Justice of the Peace Greg Trulson was to proclaim the marriage at exactly midnight.
"This is Gary's official coming out," Trulson said. "Maybe it will help other military men who are under him."
Pentagon press secretary George Little said Monday that the military is prepared for the end of "don't ask, don't tell," a practice adopted in 1993 that allowed gays to serve as long as they did not openly acknowledge their sexual orientation. Commanders were not allowed to ask.
Last week, the Pentagon said 97 percent of the military has undergone training in the new law.
In preparation for Tuesday's repeal, all branches of the military have spent several months updating regulations. Lifting the ban also brings a halt to all pending investigations, discharges and other proceedings that were begun under the old law.
President Barack Obama signed the law last December and in July certified that lifting the ban will not diminish the military's ability to fight. Some in Congress remain opposed to repeal, arguing that it may undermine order and discipline.
Existing standards of personal conduct, such as those pertaining to public displays of affection, will continue regardless of sexual orientation.
There will be no immediate changes to eligibility for military benefits. All service members are already entitled to certain benefits, such as designating a partner as a life insurance beneficiary or as a caregiver in the Wounded Warrior program. But Swezy won't receive military health insurance or access to a support group when Ross is at sea.
Gay marriage is an even thornier issue. A Navy proposal to train chaplains to conduct same-sex civil unions in states where they are legal was shelved earlier this year after more than five dozen lawmakers objected.
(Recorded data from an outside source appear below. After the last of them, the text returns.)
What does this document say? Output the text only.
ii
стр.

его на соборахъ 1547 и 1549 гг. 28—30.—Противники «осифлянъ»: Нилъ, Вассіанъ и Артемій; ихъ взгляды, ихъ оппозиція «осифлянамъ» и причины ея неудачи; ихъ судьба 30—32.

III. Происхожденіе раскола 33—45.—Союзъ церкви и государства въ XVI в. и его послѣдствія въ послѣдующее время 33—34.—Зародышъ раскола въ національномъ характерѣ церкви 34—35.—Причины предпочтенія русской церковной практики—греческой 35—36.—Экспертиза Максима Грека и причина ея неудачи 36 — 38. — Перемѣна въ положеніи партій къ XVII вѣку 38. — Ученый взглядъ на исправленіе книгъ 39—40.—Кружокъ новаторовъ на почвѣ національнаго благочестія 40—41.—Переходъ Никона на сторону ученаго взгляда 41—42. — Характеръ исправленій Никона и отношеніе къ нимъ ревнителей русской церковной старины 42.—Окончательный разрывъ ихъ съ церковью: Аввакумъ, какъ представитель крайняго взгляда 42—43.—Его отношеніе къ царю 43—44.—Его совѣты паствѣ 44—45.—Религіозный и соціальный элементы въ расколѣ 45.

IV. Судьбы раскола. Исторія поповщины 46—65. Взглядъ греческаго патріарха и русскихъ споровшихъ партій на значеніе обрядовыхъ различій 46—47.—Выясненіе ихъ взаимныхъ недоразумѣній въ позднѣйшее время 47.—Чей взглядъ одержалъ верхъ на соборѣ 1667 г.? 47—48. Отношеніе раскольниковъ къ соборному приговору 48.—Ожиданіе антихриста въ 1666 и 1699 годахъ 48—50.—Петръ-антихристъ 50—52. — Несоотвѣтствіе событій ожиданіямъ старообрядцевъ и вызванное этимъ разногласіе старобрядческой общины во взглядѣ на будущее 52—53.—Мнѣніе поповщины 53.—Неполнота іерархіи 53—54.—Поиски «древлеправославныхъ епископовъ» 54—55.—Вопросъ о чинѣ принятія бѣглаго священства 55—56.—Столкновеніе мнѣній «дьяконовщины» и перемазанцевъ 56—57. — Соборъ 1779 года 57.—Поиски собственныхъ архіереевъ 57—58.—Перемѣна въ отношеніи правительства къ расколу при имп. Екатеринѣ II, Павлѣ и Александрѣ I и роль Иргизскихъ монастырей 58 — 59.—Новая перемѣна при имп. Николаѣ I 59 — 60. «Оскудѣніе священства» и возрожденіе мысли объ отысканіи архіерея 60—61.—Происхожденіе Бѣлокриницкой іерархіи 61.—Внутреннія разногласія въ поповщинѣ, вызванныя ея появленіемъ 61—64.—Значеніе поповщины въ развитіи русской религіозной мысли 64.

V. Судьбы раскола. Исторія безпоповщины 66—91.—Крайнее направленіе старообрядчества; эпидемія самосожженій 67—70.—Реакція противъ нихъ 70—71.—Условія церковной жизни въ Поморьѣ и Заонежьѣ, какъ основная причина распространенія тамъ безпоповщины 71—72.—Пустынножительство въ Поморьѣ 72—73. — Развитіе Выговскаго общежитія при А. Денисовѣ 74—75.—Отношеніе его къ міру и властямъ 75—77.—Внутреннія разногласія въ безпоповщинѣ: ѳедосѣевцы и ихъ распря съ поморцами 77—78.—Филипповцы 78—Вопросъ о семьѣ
The Pentagon is reviewing the issue.
Ross, a 2002 graduate of the Naval Academy, is a surface warfare officer serving at the Army's Fort Huachuca. He expects to return to sea next spring.
He met Swezy in early 2000 while Ross was still an academy student. At the time, he didn't think through the personal implications of the military's ban on gay and lesbian service members serving openly. But as his relationship with Swezy grew, it became important.
Their Tucson home is about a two-hour commute from Fort Huachuca, which is near the Mexican border. Under "don't ask, don't tell," Ross could not talk about his relationship with Swezy, but he said some of his co-workers must have known.
"Anyone with any moderate perception could have figured it out," he said.
When he goes back to work Thursday, Ross isn't planning to advertise that he's married to a man.
"Even though the law goes away, it will still be the white elephant in the room until everyone comes to terms with it," he said.
Ross said the end of "don't ask, don't tell" will simplify many aspects of his life.
"It requires you to lie several times a day," Ross said of the old system. "Being in the military is extremely invasive. It becomes a web of excuses you make when you try to be as honest as possible but you can't be honest."
He hopes being able to talk about his relationship will make his work easier, too.
"If you're standing watch at midnight on a surface ship there's not much to talk about," he said. "It becomes very difficult to trust someone you can't be honest with."